En outre, le Royaume-Uni se prépare à créer dix ports francs à la suite du Brexit. L’objectif est pour les Anglais d’attirer des flux qui normalement iraient en Europe et d’y effectuer des transformations à valeur ajoutée proche du marché. Ces ports francs sont une menace pour les ports européens et surtout les ports français.
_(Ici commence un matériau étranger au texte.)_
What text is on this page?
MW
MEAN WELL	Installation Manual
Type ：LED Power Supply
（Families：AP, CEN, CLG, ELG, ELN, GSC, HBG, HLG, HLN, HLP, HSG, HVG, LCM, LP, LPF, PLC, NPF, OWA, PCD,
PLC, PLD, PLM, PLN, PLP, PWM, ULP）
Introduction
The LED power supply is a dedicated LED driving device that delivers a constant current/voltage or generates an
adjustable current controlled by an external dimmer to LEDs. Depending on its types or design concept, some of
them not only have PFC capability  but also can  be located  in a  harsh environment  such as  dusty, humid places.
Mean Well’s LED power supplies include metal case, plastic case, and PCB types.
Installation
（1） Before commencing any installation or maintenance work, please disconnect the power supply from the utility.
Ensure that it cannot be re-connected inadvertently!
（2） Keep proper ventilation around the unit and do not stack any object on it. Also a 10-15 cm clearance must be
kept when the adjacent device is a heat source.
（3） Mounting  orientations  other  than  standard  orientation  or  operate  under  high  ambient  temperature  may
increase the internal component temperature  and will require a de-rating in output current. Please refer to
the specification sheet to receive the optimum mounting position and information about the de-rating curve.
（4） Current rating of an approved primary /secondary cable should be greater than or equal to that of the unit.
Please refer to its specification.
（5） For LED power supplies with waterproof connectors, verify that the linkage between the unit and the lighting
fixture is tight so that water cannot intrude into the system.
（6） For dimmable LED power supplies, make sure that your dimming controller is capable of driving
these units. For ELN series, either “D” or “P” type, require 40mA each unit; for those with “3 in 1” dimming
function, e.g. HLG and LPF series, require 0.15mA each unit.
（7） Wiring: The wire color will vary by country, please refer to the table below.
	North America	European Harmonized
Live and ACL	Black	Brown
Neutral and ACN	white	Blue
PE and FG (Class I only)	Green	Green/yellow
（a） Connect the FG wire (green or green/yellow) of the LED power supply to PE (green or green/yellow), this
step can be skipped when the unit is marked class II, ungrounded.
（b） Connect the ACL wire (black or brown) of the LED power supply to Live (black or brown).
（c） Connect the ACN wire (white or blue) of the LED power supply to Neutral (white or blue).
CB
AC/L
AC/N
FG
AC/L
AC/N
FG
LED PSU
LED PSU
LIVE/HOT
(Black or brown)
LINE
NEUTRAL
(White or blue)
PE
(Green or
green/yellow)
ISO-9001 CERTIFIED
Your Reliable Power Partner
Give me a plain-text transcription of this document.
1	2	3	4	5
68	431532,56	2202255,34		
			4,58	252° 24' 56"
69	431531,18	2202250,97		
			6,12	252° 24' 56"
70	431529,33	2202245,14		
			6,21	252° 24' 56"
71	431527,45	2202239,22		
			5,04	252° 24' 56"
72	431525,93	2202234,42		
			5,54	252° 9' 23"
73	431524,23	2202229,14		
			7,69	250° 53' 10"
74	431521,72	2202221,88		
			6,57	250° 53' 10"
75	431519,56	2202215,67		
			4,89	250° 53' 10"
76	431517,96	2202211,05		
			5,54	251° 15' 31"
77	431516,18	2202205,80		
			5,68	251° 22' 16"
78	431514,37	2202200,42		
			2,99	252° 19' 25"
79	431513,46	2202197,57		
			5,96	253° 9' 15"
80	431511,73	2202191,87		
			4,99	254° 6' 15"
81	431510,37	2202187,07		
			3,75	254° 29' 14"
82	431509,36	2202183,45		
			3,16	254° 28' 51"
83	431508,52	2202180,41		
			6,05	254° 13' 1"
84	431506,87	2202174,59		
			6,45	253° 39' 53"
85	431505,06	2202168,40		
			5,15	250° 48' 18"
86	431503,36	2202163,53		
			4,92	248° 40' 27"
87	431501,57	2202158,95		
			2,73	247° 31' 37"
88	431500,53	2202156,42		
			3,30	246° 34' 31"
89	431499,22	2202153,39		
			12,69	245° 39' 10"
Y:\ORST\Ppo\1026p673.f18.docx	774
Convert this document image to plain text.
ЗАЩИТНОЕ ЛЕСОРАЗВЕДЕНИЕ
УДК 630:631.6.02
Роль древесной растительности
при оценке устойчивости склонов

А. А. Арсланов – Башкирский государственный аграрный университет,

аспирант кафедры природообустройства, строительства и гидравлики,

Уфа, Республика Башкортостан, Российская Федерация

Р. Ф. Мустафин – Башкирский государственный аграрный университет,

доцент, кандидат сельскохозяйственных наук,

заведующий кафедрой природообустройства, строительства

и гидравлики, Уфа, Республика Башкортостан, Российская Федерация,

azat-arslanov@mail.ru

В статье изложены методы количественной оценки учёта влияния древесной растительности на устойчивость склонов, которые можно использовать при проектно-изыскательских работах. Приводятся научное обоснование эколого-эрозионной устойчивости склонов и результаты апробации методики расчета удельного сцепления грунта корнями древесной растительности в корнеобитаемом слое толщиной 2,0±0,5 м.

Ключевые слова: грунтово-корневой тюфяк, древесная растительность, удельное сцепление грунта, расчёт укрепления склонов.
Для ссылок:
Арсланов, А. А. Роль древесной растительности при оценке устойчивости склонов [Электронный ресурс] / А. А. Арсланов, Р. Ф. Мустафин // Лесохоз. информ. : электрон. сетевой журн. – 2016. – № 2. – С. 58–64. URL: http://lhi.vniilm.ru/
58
La réponse à cette menace n’est pour autant pas la copie. En effet, le positionnement du Royaume-Uni, à cheval entre le Commonwealth, l’Amérique du Nord et l’Europe, lui confère un avantage que la France n’a pas. Londres cherche à travers ces ports francs à se positionner comme hub, à la manière de Dubaï, Hongkong, Tanger-Med ou Singapour. Une sorte d’eldorado logistique et industriel aux portes du marché européen.

La France, au contraire, doit être une porte de l’Europe qui propose des services à très forte valeur ajoutée, car une simple logistique à bas coût ne suffit pas à être compétitif en Méditerranée occidentale ou sur la Rangée Nord, espace maritime entre Le Havre et Hambourg. Pourtant la menace est là.